« We the animals », l’enfance en liberté

Le film de Jeremiah Zagar a reçu le Prix de la Révélation au Festival de Deauville.

Jonah dessine en cachette, raconte sa vie et s’invente un monde car il se sent et se sait « différent ».
Jonah dessine en cachette, raconte sa vie et s’invente un monde car il se sent et se sait « différent ».

Après avoir réalisé des documentaires, Jeremiah Zagar présentait son premier long-métrage de fiction, « We the animals » (sortie le 13 mars), au Festival du Cinéma Américain de Deauville. Si sa sélection au festival normand lui avait fait sentir qu’il faisait partie du cinéma américain, il en est d’ailleurs reparti avec le Prix de la Révélation.

« C’est une histoire personnelle, proche de celle de ma famille, mais je pense aussi que c’est une histoire universelle. J’ai voulu apporter du lyrisme, transcender cette histoire, je ne savais pas comment Jeremiah Zagar allait le retranscrire », confiait à Deauville l’écrivain Justin Torres, auteur du roman (« Vie animale ») dont le film est adapté. « Quand j’étais enfant, j’étais gros et seul, et j’allais au cinéma à Philadelphie pour tromper ma solitude », ajoutait Jeremiah Zagar.
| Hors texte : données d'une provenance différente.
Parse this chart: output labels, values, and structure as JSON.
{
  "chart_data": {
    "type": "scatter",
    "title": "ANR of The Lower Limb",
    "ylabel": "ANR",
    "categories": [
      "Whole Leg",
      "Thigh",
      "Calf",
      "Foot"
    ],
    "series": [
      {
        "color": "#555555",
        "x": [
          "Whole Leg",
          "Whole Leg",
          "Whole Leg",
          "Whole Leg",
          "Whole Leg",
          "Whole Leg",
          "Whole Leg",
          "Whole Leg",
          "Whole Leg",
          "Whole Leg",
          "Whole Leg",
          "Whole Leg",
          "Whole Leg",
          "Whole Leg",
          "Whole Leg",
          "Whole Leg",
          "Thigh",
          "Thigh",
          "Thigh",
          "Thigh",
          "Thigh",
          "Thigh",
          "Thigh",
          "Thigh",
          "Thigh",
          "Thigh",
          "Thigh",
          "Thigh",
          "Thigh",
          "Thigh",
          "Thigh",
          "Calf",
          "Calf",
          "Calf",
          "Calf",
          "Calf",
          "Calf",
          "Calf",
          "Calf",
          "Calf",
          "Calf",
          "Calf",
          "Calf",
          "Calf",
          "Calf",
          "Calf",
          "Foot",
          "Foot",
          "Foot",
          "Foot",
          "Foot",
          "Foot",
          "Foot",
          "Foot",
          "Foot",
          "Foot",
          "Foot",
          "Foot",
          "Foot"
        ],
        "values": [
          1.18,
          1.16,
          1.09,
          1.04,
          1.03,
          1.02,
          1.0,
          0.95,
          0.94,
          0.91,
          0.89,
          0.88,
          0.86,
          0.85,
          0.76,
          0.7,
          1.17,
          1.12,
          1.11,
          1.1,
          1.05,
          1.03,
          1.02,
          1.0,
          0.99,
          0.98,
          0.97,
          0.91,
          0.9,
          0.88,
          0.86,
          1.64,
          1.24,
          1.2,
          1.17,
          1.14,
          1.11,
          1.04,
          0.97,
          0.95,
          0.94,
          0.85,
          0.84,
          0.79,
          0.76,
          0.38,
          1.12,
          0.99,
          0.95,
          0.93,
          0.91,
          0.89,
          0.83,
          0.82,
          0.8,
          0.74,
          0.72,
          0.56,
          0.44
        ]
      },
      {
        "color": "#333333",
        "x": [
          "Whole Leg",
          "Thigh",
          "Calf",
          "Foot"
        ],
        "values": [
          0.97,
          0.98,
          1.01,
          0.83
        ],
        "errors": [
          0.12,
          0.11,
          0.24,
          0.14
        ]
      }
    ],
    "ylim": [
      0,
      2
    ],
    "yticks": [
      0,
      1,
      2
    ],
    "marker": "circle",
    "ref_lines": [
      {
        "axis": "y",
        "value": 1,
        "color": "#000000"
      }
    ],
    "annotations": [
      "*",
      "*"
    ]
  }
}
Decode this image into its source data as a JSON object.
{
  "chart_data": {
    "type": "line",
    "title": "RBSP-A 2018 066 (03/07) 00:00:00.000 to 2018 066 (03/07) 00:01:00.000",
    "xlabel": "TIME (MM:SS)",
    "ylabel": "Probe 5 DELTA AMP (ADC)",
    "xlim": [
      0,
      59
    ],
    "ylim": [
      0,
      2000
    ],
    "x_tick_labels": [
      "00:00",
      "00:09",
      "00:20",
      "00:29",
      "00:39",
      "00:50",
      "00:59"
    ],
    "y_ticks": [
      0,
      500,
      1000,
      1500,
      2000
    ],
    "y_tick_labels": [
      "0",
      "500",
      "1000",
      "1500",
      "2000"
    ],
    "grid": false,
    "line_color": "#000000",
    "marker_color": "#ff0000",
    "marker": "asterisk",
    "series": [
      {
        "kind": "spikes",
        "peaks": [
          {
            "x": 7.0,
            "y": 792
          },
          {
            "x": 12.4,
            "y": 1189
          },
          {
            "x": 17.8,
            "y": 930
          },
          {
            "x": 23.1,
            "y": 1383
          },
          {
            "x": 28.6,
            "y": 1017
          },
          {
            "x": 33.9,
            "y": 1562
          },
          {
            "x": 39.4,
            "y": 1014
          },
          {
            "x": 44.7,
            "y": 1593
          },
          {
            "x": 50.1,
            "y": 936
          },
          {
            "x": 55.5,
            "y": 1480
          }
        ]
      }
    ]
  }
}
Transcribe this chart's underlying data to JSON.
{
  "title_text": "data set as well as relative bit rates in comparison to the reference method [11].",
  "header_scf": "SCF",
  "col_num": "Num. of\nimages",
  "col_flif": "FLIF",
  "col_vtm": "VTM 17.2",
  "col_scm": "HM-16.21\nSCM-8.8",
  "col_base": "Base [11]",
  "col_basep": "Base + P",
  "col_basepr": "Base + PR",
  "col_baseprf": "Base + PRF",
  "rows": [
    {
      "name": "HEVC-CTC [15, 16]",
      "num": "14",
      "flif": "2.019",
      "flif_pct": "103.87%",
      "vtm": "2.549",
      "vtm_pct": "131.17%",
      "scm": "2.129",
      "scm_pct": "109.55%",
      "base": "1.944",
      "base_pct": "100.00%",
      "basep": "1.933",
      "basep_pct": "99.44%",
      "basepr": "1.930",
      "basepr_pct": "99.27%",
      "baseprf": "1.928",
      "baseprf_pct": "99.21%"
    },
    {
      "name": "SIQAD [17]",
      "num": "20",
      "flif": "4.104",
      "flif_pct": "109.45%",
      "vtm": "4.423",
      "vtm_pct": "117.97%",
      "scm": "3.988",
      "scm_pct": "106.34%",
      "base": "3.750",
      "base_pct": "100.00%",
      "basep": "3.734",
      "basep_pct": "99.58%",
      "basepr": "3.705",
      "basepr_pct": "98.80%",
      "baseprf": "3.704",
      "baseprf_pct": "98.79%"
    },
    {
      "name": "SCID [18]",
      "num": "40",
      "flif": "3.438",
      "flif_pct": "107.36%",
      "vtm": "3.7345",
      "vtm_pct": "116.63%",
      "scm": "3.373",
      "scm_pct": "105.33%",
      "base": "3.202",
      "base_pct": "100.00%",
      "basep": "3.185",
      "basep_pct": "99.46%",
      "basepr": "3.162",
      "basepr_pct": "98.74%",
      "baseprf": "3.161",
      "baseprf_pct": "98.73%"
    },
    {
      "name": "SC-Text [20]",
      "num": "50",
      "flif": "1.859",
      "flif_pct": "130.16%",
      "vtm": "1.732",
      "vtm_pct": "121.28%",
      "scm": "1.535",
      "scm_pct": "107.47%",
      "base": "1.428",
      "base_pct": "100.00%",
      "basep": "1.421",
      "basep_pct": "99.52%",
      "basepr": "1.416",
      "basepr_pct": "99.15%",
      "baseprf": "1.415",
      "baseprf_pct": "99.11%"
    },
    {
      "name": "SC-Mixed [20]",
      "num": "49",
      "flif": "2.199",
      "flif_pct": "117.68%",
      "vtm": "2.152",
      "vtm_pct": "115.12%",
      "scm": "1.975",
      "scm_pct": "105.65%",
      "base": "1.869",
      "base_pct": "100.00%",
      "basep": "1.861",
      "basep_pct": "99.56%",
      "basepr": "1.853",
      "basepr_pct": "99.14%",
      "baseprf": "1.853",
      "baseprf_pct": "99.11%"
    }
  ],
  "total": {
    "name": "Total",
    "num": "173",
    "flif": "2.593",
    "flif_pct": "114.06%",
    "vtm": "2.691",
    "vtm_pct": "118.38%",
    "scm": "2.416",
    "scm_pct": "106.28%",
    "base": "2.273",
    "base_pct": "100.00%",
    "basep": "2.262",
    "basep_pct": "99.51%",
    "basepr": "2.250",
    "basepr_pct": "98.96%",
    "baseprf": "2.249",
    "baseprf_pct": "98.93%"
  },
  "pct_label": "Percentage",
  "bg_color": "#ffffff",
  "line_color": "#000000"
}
Et c’est de la solitude d’un enfant que parle « We the animals » : Jonah, qui appartient pourtant à une famille nombreuse, il a deux frères, Manny et Joel, et des parents qui s’aiment autant qu’ils se déchirent.

Dans une maison isolée, les trois frangins sont livrés à eux-mêmes, libres de partir à l’aventure. Jonah, lui, dessine en cachette, raconte sa vie et s’invente un monde car il se sent et se sait « différent » ; des dessins qui prennent vie dans des séquences d’animation, une échappée vers l’imaginaire. Avec un esthétisme éthéré, c’est toute la tendresse et la naïveté de l’enfance qu’évoque « We the animals ».

Patrick TARDIT

« We the animals », un film de Jeremiah Zagar (sortie le 13 mars).